The NRA hasn’t responded to the gun owners who are criticizing the ad. That may be because gun makers need every potential customer they can get these days. Gun sales have dropped severely since Trump’s November victory, except among people fearful of his administration and violent acolytes. The fear of violent hate crime is even more real and justified in the Trump era, with the number of anti-Muslim hate groups tripling since 2015, when he first announced his presidential candidacy, but those marginalized people buying firearms for their protection aren’t the audience the organization seems to want.

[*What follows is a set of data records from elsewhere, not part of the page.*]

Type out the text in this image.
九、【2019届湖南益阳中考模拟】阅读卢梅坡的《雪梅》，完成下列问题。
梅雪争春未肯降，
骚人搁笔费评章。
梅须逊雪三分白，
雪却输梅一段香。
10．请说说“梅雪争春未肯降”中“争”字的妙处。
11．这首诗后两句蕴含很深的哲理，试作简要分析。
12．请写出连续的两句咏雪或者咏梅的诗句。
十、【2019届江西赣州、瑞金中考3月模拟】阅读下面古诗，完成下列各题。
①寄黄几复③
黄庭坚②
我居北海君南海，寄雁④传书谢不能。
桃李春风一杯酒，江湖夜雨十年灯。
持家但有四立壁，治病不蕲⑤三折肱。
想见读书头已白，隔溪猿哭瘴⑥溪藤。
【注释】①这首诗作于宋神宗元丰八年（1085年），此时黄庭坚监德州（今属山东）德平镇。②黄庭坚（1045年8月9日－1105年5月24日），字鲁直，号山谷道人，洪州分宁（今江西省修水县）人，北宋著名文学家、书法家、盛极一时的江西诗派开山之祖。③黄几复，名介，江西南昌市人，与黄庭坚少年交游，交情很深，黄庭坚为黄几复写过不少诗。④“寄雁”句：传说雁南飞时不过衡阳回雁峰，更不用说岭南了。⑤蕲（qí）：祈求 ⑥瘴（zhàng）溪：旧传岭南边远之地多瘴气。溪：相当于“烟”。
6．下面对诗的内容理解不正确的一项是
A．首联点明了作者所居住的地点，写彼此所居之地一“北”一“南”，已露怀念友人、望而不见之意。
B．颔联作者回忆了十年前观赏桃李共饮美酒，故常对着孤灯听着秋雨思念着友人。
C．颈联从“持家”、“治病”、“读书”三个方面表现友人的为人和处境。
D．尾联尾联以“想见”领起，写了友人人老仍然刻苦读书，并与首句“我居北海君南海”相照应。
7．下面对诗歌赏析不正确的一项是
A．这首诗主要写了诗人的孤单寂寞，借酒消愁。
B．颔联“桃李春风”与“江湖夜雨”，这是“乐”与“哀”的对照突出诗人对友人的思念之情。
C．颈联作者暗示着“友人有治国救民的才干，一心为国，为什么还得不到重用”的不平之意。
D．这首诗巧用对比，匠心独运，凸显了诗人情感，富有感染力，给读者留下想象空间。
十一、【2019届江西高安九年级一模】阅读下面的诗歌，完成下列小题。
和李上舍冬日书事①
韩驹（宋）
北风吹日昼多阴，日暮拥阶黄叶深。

The gun industry has cordoned off white Republicans and other conservatives as its market by motivating them with cultural fear — but thanks to Trump, those folks are not scared anymore.


After Wallace gave his speech, he didn’t get quite the response he bargained for.

The alarmist tone provoked boos from members of the Student Nonviolent Coordinating Committee who were attending the event, and fights broke out. This didn’t work out well for Wallace: the controversy stemming from the event derailed his campaign.

It was clear that Wallace had lost the argument over racial progress, anyway. He had failed so decisively that he was willing to use violent rhetoric as a last resort. Trump has done much of the same, even actively encouraging the assault of dissenters at his rallies. Like the NRA, the president stays quiet when hate crimes and police violence are committed against people of color and immigrants, or when unjust verdicts are returned. Loesch’s video is a sign that the gun industry may not be so much worried about politics as it is about financial gain. The NRA knows it has little else to sell to its white, conservative base but anxiety about an America that is getting browner. Never mind all the potential customers who have legitimate fears about what the country may become under this president. The NRA’s ad is a kind of commercial terrorism, stoking the worst instincts of a consumer base to produce more profit. Whether or not that strategy gets someone hurt or killed in the process seems irrelevant.


Jamil Smith is a political journalist and essayist based in Los Angeles.

CORRECTION

An earlier version of this story misstated the name of the Student Nonviolent Coordinating Committee.